This is a practically a dissertation on grace. Yancey pulls no punches as he dissects how we view grace, how we abuse grace and what is true grace.
Yancey is a wordsmith and definitely has a way of turning a phrase:
- If the world could have been saved by good bookkeeping, it would have been saved by Moses, not Jesus.
- Faith is believing in advance what will only make sense in reverse.
- God loves people because of who God is, not because of who we are.
- Grace is free only because the giver himself has borne the cost.
- By striving to prove how much they deserve God’s love, legalists miss the whole point of the gospel, that it is a gift from God to people who don’t deserve it. The solution to sin is not to impose an ever-stricter code of behavior. It is to know God.

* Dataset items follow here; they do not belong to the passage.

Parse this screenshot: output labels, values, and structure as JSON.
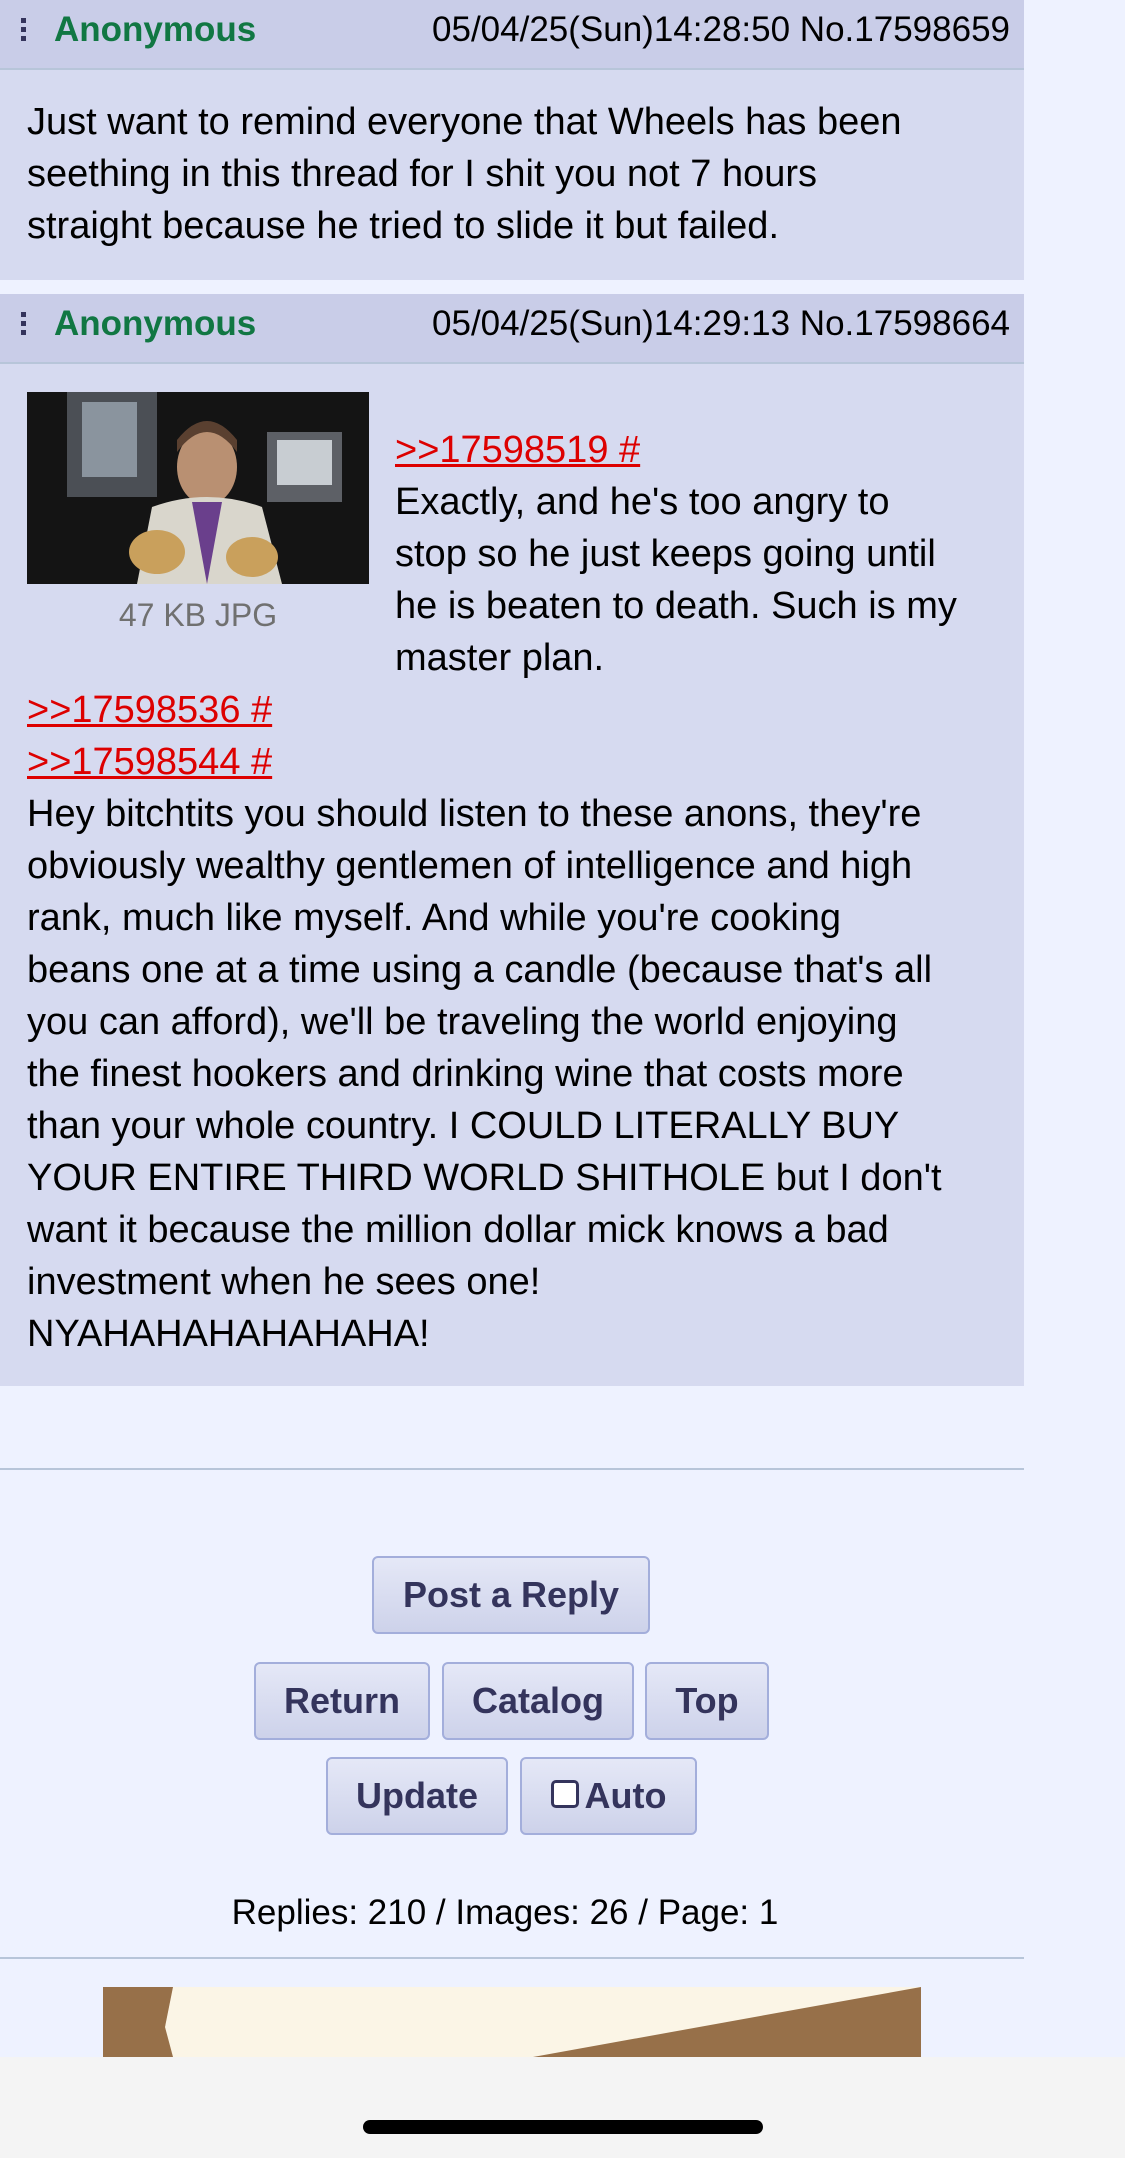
{
  "posts": [
    {
      "name": "Anonymous",
      "datetime": "05/04/25(Sun)14:28:50 No.17598659",
      "comment_lines": [
        "Just want to remind everyone that Wheels has been",
        "seething in this thread for I shit you not 7 hours",
        "straight because he tried to slide it but failed."
      ]
    },
    {
      "name": "Anonymous",
      "datetime": "05/04/25(Sun)14:29:13 No.17598664",
      "file_info": "47 KB JPG",
      "quote_1": ">>17598519 #",
      "side_lines": [
        "Exactly, and he's too angry to",
        "stop so he just keeps going until",
        "he is beaten to death. Such is my",
        "master plan."
      ],
      "quote_2": ">>17598536 #",
      "quote_3": ">>17598544 #",
      "body_lines": [
        "Hey bitchtits you should listen to these anons, they're",
        "obviously wealthy gentlemen of intelligence and high",
        "rank, much like myself. And while you're cooking",
        "beans one at a time using a candle (because that's all",
        "you can afford), we'll be traveling the world enjoying",
        "the finest hookers and drinking wine that costs more",
        "than your whole country. I COULD LITERALLY BUY",
        "YOUR ENTIRE THIRD WORLD SHITHOLE but I don't",
        "want it because the million dollar mick knows a bad",
        "investment when he sees one!",
        "NYAHAHAHAHAHAHA!"
      ]
    }
  ],
  "buttons": {
    "post_reply": "Post a Reply",
    "return": "Return",
    "catalog": "Catalog",
    "top": "Top",
    "update": "Update",
    "auto": "Auto"
  },
  "stats": "Replies: 210 / Images: 26 / Page: 1",
  "colors": {
    "name_green": "#117743",
    "quote_red": "#dd0000",
    "post_bg": "#d6daf0",
    "page_bg": "#eef2ff"
  },
  "icons": [
    "kebab-menu-icon",
    "checkbox-icon"
  ]
}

- C. S. Lewis observed that almost all crimes of Christian history have come about when religion is confused with politics. Politics, which always runs by the rules of ungrace, allures us to trade away grace for power, a temptation the church has often been unable to resist.
- Grace means there is nothing I can do to make God love me more, and nothing I can do to make God love me less. It means that I, even I who deserve the opposite, am invited to take my place at the table in God’s family.

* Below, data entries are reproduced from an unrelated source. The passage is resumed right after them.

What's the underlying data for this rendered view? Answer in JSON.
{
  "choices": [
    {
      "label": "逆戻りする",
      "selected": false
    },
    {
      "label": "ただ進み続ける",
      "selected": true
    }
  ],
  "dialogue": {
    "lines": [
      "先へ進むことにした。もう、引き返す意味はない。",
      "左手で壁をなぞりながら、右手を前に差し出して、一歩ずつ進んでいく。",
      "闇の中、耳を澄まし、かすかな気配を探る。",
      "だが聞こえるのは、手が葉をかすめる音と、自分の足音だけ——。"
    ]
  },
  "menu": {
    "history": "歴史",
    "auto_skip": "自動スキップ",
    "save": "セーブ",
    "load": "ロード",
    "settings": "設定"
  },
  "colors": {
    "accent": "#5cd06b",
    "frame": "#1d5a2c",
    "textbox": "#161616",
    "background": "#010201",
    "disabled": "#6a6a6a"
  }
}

I have had a long time running battle with guilt. I’m first in line for a dose of guilt. I can feel guilty over things that aren’t even remotely my fault.
Or, at least that’s how I was before I read this book. This book unveiled true grace; what grace really means.
I think that a quote from C.S. Lewis, that Yancey uses, sums up what grace truly is: To be a Christian means to forgive the inexcusable, because God has forgiven the inexcusable in you.
Others in my life have also helped me on this journey to living guilt free. One was a pastor who in a sermon said that the reality of the gospel is that I am more sinful and flawed than I ever believed and I am more loved and accepted than I dared hope. This statement by Tommy Overton, resonated with me to the core of my being. I knew I was more sinful and flawed than I let on to others; the missing part of the formula, for me, was the realization that I am more loved and accepted than I ever dared hope.